Ensure the model runs with original data
-----------------------------------------

- At this step in the curation process, we recommend running the code with the original data to ensure everything is implemented correctly and the model runs.

- If you have not already done so, set up the environment with the packages needed by the model as you wish. The IMPROVE library can be installed with :code:`pip install improvelib`.

Implement IMPROVE benchmark data
-------------------------------------
To use IMPROVE benchmark data, functions to load the data are provided.

- Download benchmark dataset. This should be in the input folder for preprocess

- Decide which dataset and split you would like to use and list these in the config file.
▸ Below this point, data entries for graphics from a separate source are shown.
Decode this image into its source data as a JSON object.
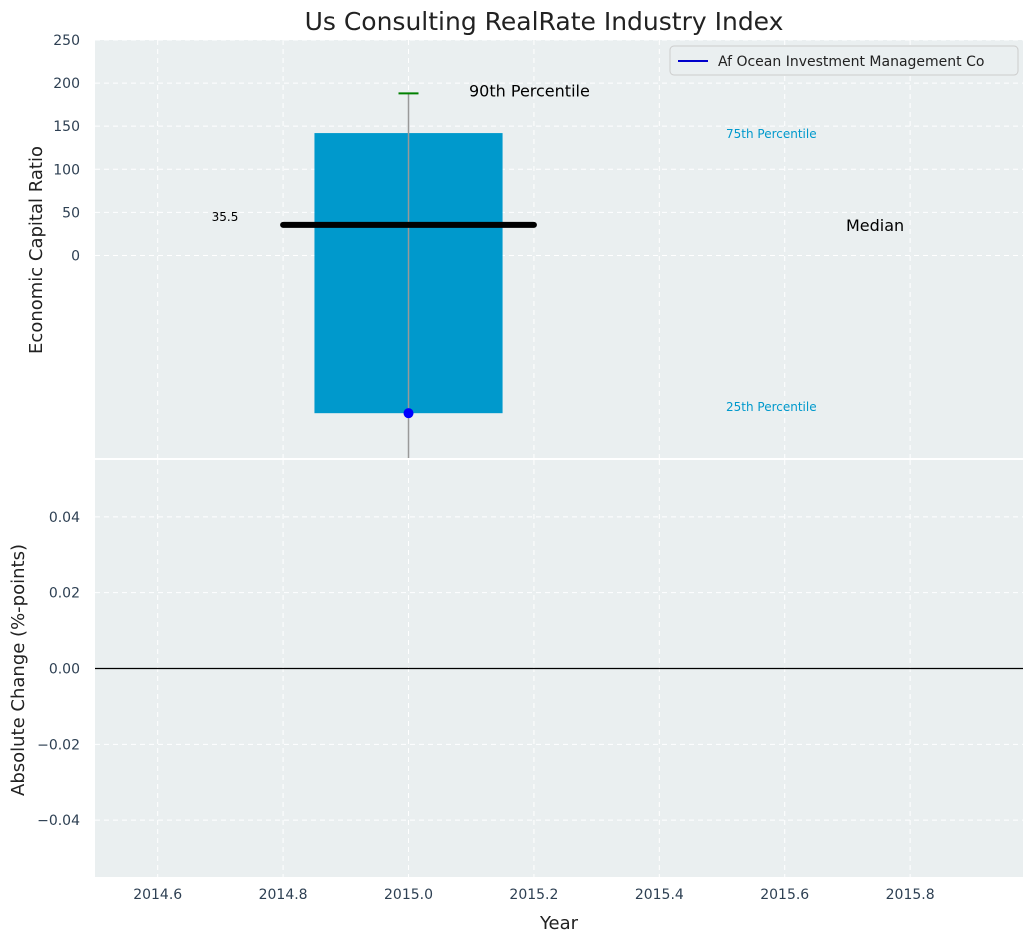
{
  "chart_data": {
    "title": "Us Consulting RealRate Industry Index",
    "colors": {
      "panel_bg": "#eaeff0",
      "grid": "#ffffff",
      "tick_text": "#2e4053",
      "box_fill": "#0099cc",
      "percentile_label": "#0099cc",
      "median_line": "#000000",
      "whisker": "#999999",
      "p90_cap": "#008000",
      "company_marker": "#0000ff"
    },
    "panels": [
      {
        "id": "top",
        "type": "box",
        "ylabel": "Economic Capital Ratio",
        "xlim": [
          2014.5,
          2015.98
        ],
        "ylim": [
          -235,
          250
        ],
        "yticks": [
          0,
          50,
          100,
          150,
          200,
          250
        ],
        "box": {
          "x": 2015.0,
          "x_left": 2014.85,
          "x_right": 2015.15,
          "p25": -183,
          "p75": 142,
          "median": 35.5,
          "median_x_range": [
            2014.8,
            2015.2
          ],
          "p90": 188,
          "whisker_low": -235
        },
        "company": {
          "name": "Af Ocean Investment Management Co",
          "x": 2015.0,
          "y": -183
        },
        "median_value_label": "35.5",
        "labels": {
          "p90": "90th Percentile",
          "p75": "75th Percentile",
          "median": "Median",
          "p25": "25th Percentile"
        },
        "legend": {
          "position": "top-right",
          "entries": [
            "Af Ocean Investment Management Co"
          ]
        }
      },
      {
        "id": "bottom",
        "type": "line",
        "ylabel": "Absolute Change (%-points)",
        "xlabel": "Year",
        "xlim": [
          2014.5,
          2015.98
        ],
        "ylim": [
          -0.055,
          0.055
        ],
        "yticks": [
          -0.04,
          -0.02,
          0.0,
          0.02,
          0.04
        ],
        "ytick_labels": [
          "−0.04",
          "−0.02",
          "0.00",
          "0.02",
          "0.04"
        ],
        "xticks": [
          2014.6,
          2014.8,
          2015.0,
          2015.2,
          2015.4,
          2015.6,
          2015.8
        ],
        "xtick_labels": [
          "2014.6",
          "2014.8",
          "2015.0",
          "2015.2",
          "2015.4",
          "2015.6",
          "2015.8"
        ],
        "reference_line": 0.0
      }
    ]
  }
}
The available datasets and splits are detailed here: :doc:`app_drp_benchmark`. These should be set with the following parameters in the default config in the :code:`[Preprocess]` section: :code:`train_split_file`, :code:`val_split_file`, and :code:`test_split_file`. For example, to use CCLE split #0 add the following to the default config file:

  .. code-block::

    [Preprocess]
    train_split_file = CCLE_split_0_train.txt
    val_split_file = CCLE_split_0_val.txt
    test_split_file = CCLE_split_0_test.txt

- Set the appropriate parameters for the feature types your would like to use. See here for available parameters. 
  See here for details on feature types. This should be the name of the file in the benchmark dataset.
  Alternately, a path to another file can be provided. See here for how to format these files correctly. The available features are detailed here: :doc:`app_drp_benchmark`.

  .. code-block::

    [Preprocess]
    cell_transcriptomics_file = cancer_gene_expression.tsv

- Load the features with :doc:`api_utils_get_x_data` like so:

  .. code-block::

    omics = drp.get_x_data(file = params['cell_transcriptomic_file'], 
                                        benchmark_dir = params['input_dir'], 
                                        column_name = params['canc_col_name'])


  Ensure that the column name is set to the correct parameter for your feature type and application. 
  The column name parameter names for each application can be found here: :doc:`api_preprocess`.

- Determine the transformations on the training set.

- Preprocess the train, val, and test datasets.

- Save the ML data.

- Save the y data.

- Create three objects to load the response data for the three different splits:

  .. code-block::

    response_train = drp.DrugResponseLoader(params, split_file=params["train_split_file"], verbose=False).dfs["response.tsv"]
    response_val = drp.DrugResponseLoader(params, split_file=params["val_split_file"], verbose=False).dfs["response.tsv"]
    response_test = drp.DrugResponseLoader(params, split_file=params["test_split_file"], verbose=False).dfs["response.tsv"]


- Preprocess the data and save in :code:`output_dir`. The implementation of this will depend on your specfic model. Keep in mind that the drug and omics loader provide features for all drugs and cell lines in the benchmark dataset.


If your model uses Supplemental Data
^^^^^^^^^^^^^^^^^^^^^^^^^^^^^^^^^^^^^

There should be a shell script that downloads the data in the repo. Use :code:`input_supp_data_dir` to set the path to this directory.